El arte de viajar en metro

Gilagost

A Sandra le gusta dormitar en el metro de la ciudad de Barcelona, dice que así los recuerdos no la encuentran. Asegura que respira mejor entre vagones porque en el subsuelo puede abandonar cada recuerdo herido en cada estación que desdibuja tras su paso, cada lágrima robada en cada pasajero que, ojiplático por ver a una muchacha quemar las horas de una manera tan ridícula, se santigua al adivinar qué demonios la esperan en la superficie.


Hay una fantasía escondida en esta absurda forma de pasar los días. Sandra se imagina en el reverso de su vida, un universo paralelo donde el ir en metro remueve el tiempo en una dirección que no es la nuestra, una oportunidad con la que volver a cada sitio por el que pasó y no fue, transmutar cada golpe en abrazo hasta conseguir revertir una vida menguada por la impotencia de saberse nacida donde no debía.


Prestad atención a sus ojos y entenderéis por qué Sandra ama ir en metro más que nada en este mundo. Así, medio en sueños, desmigaja en una estación los linchamientos sufridos en el recreo del instituto y los sustituye por momentos más cariñosos: se visualiza postergada en el suelo, bocabajo y magullada, cubierta por un grupo de chicas que retozan encima de ella para luego, de forma ordenada, levantarse y alzarla con un empujón inverso. Con movimientos dulces las patadas pintan de carne los moratones y los puños suturan heridas. Concluido el baile, sus compañeras se alejan de ella mientras la señalan, contentas de encontrarla; vuelven a sus aulas y nada pasa y todo está bien en el interior de las estaciones que transita Sandra.


Sandra bosteza y sigue recordando, iluminada ahora con el brillo apagado de una luz antigua que la lleva en un letargo sudoroso a la habitación que usaba como dormitorio junto a su infancia. Continúa viajando hasta encontrar un momento en el que su madre sonríe a su yo de cinco años, agradecida porque la ayuda a encender un cigarrillo con el muslo. A modo de cerilla, una pierna hecha de fósforo prende el tabaco apretado de las manos de una mujer que, con muecas bravas y burlonas,  lo acepta de nuevo en su boca manchada. Sandra se siente feliz de poder ayudarla, su grito de niña rota enmudece gracias al contacto de la ceniza sanadora con la piel, y su madre, satisfecha, activa una luz para que no tenga miedo, cruza la puerta y se disuelve en la noche, consiguiendo que reine el silencio en el llanto y la tranquilidad en la cama.
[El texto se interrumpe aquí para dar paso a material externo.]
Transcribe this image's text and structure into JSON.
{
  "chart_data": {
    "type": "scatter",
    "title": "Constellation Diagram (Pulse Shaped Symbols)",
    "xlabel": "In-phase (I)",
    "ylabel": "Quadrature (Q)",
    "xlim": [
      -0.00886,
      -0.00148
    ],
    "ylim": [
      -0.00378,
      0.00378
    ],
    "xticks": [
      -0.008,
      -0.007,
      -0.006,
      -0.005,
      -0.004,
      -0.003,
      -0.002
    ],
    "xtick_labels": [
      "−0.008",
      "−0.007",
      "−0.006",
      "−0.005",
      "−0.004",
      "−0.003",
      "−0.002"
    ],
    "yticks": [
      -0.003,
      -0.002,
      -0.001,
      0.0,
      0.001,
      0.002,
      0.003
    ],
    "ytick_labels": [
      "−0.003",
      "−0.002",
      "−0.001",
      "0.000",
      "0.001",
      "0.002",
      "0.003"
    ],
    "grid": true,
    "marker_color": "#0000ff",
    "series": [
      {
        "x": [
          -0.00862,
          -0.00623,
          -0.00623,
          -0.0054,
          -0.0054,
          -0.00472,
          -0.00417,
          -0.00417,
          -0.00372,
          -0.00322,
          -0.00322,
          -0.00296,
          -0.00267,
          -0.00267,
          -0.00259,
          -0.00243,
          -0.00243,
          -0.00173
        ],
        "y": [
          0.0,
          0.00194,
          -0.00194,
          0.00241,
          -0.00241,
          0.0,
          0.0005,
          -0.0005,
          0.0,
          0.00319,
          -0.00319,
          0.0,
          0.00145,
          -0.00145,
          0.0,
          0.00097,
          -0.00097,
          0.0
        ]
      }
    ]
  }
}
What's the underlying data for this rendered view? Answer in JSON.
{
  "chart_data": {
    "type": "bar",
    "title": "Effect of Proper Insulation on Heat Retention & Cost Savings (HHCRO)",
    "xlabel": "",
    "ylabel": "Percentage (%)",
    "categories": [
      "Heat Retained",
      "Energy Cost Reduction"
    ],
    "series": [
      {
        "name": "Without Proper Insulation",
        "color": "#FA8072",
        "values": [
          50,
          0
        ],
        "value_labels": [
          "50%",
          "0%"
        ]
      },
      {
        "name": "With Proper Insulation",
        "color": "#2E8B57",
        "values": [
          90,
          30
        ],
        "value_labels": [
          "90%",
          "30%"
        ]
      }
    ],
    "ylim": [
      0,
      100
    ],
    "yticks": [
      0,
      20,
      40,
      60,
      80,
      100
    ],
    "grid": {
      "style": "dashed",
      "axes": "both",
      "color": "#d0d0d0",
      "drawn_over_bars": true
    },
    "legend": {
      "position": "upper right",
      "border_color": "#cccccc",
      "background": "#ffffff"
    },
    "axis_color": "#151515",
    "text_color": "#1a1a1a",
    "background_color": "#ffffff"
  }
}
Como veis, si Sandra pudiera pasaría toda su vida viajando en el metro de la ciudad de Barcelona. Si su imaginación alcanzara capacidades sobrehumanas, seguro que volvería a sus orígenes más allá del conocimiento, más allá de la respiración y la palabra, más allá del útero; volvería hasta ese punto de la no vida en el que nada importa ni ha de importar, y elegiría quedarse bien quieta y bien muda para siempre. Sin la necesidad de retroceder ni avanzar. Sin el deseo de existir.


Sandra viaja de espaldas al mundo porque la vida se le escapa de las manos y ya no sabe qué más inventar.


Por suerte, la vida de Sandra no termina aquí.


Llegará un tiempo en el que aprenderá a sangrar de una forma distinta, con letras. Encontrará consuelo en la literatura. Quizá se desgrane junto a ella y un día, que bien podría ser hoy, escriba un relato sobre el arte de viajar en metro. Lo firmaría con seudónimo, tal vez un nombre de mujer. Pongamos, por ejemplo, Sandra


 


A Sandra le gusta dormitar en el metro de la ciudad de Barcelona, dice que así los recuerdos no la encuentran.